Pursuant to the Credit Agreement, the obligations of the Company are guaranteed by the Guarantors. The obligations of the Company and the Guarantors under the Credit Agreement and under bank products and swap obligations owing by them to any Lender or its affiliates are secured by substantially all of the assets of the Company and its subsidiaries under a Pledge and Security Agreement entered into with the Administrative Agent (the "Security Agreement").

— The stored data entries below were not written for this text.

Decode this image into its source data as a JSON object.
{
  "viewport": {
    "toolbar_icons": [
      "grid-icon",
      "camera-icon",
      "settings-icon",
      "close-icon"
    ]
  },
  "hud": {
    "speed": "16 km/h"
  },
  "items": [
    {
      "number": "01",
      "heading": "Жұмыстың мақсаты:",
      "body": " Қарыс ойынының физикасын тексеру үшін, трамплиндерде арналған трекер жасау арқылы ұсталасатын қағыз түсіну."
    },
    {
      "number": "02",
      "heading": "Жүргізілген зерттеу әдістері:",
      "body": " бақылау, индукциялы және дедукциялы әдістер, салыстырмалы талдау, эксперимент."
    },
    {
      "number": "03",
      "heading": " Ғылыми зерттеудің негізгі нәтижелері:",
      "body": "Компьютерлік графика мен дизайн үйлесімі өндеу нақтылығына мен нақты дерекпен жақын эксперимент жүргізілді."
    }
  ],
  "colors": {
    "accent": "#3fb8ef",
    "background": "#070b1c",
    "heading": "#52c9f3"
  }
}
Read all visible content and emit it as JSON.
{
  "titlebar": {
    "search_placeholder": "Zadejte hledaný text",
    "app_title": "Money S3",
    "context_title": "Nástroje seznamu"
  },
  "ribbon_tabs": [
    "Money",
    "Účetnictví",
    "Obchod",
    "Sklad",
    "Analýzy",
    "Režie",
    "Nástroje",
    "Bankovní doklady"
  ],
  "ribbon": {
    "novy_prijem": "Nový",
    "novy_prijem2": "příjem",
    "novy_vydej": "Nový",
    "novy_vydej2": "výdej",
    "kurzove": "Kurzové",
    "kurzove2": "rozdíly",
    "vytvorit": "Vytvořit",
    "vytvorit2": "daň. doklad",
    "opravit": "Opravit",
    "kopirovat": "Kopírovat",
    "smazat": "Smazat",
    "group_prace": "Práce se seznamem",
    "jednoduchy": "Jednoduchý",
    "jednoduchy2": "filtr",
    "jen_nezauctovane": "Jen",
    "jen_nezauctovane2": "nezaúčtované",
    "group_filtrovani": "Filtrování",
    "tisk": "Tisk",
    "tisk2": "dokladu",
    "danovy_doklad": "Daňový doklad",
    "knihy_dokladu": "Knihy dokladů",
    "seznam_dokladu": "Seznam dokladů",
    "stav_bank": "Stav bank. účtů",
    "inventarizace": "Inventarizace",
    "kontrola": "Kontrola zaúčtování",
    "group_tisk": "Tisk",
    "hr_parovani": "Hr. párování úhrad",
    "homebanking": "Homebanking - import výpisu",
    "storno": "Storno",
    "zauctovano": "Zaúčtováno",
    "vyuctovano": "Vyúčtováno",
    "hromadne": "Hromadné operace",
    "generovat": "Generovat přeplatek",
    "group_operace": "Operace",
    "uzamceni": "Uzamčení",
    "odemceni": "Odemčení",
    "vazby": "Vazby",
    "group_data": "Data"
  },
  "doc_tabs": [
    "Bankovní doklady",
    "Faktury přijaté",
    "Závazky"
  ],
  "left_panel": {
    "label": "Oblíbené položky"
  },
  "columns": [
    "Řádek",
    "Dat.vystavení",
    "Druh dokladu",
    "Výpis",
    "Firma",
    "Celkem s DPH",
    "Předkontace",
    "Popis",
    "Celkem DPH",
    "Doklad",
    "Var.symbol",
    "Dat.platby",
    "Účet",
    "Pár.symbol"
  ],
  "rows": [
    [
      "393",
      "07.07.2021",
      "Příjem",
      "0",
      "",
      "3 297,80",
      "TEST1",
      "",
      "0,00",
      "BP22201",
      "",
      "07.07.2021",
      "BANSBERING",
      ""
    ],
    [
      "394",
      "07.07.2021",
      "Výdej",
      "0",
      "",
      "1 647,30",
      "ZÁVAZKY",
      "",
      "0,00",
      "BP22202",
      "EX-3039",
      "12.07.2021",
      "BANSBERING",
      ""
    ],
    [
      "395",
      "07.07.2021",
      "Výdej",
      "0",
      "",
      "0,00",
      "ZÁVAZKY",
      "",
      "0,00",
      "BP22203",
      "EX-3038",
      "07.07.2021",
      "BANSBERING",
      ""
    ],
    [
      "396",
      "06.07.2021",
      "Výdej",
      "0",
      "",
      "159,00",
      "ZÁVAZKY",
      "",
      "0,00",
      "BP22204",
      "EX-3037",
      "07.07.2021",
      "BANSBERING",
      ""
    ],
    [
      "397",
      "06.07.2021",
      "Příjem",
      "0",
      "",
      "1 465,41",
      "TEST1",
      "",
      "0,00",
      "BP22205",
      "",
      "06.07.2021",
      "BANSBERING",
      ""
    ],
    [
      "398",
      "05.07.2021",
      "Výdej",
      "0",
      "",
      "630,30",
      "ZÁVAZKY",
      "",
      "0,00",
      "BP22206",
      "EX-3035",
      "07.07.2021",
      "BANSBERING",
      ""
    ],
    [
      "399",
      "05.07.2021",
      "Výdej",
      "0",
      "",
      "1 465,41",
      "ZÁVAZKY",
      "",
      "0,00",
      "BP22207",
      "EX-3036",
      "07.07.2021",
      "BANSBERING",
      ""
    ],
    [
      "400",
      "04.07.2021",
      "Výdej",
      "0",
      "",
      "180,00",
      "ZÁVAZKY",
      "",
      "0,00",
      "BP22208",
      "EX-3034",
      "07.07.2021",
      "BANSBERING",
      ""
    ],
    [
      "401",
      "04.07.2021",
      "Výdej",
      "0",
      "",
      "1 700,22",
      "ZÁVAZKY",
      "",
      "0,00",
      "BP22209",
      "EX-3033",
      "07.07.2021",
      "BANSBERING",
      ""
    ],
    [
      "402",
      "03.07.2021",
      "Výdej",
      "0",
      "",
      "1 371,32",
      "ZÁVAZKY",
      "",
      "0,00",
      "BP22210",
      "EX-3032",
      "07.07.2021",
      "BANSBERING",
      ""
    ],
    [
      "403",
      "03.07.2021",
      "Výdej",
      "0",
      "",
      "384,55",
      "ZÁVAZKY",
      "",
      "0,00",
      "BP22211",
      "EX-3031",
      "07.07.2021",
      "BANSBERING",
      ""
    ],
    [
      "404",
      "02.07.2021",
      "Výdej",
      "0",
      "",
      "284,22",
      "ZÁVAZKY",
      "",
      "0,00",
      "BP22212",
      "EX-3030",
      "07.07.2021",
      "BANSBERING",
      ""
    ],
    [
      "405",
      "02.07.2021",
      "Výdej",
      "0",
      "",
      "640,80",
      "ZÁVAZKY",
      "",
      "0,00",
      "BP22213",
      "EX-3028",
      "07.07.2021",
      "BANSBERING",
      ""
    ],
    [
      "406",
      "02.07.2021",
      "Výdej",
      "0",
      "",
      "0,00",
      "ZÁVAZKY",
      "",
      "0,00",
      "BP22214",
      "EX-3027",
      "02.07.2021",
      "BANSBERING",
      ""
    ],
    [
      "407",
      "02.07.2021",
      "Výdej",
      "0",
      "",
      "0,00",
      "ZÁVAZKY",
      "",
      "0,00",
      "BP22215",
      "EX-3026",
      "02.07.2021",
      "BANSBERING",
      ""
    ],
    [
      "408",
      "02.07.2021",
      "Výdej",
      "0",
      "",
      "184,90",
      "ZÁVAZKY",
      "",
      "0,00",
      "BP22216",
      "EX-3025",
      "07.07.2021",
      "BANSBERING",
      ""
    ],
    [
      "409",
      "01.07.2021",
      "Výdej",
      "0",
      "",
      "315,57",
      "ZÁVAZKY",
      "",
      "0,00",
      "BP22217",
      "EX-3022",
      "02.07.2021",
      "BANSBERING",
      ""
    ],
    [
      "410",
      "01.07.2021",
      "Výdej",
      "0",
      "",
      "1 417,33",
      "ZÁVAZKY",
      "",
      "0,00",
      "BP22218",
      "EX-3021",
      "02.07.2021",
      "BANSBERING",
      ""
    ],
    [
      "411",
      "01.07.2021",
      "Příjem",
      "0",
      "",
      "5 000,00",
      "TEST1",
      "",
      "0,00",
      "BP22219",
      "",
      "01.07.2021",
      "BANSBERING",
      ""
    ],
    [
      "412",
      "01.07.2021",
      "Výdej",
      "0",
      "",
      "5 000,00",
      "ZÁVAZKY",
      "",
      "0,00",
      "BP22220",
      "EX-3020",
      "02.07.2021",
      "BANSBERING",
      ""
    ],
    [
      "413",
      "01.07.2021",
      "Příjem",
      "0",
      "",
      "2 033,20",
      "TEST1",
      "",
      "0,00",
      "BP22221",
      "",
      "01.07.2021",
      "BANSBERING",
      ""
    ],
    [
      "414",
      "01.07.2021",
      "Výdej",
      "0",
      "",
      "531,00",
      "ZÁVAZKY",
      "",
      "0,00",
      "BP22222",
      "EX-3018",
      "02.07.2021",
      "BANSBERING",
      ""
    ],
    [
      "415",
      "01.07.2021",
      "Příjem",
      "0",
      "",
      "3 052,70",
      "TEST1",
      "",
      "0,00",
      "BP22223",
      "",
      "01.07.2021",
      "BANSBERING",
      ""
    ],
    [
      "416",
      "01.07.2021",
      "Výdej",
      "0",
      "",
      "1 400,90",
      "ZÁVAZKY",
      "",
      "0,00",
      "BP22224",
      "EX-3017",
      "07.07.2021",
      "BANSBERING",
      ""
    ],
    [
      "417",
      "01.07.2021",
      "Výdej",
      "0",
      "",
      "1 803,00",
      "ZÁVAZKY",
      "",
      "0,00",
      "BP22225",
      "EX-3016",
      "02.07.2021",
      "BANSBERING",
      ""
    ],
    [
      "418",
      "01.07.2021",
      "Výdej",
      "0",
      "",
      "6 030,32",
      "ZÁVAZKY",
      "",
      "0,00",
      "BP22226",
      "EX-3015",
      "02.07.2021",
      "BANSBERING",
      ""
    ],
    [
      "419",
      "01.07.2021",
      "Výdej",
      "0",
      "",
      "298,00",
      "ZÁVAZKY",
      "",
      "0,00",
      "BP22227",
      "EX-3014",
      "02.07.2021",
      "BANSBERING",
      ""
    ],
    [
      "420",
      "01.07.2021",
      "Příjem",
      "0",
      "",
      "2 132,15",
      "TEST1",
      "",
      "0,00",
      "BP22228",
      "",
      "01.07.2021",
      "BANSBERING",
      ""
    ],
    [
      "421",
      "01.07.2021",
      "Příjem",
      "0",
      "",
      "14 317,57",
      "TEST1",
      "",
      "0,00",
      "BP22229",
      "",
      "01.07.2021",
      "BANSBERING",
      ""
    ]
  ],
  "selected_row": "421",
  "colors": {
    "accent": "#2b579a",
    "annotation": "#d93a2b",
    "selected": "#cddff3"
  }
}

The Credit Agreement requires the Company and the Guarantors, on a consolidated basis, to comply with a minimum liquidity and minimum availability test at all times before achieving a fixed charge coverage ratio of 1.0 to 1.0 and thereafter, to maintain a fixed charge coverage ratio of 1.0 to 1.0 until achieving availability under the Credit Facility of greater than the greater of (a) $10,625,000 and (b) 12.5% of the lesser of the maximum commitment amount and the borrowing base for a period of 30 consecutive days. In addition, the Credit Agreement contains customary representations and warranties and affirmative and negative covenants, including covenants that limit or restrict the Company and its subsidiaries’ ability to incur liens, incur indebtedness, dispose of assets, make investments, make certain restricted payments, merge or consolidate and enter into certain speculative hedging arrangements. The Credit Agreement includes a number of customary events of default, including, among other things, nonpayment defaults, covenant defaults, cross-defaults to other material indebtedness, bankruptcy and insolvency defaults, material judgment defaults and the occurrence of a change of control. If any event of default occurs (subject, in certain instances, to specified grace periods), the principal, premium, if any, interest and any other monetary obligations on all the then outstanding amounts under the Credit Facility may become due and payable immediately.
The foregoing description of the Credit Agreement and the Security Agreement is qualified in its entirety by reference to the complete terms and conditions of the Credit Agreement and the Security Agreement, which are filed as Exhibit 10.1 and 10.2, respectively, to this Current Report on Form 8-K.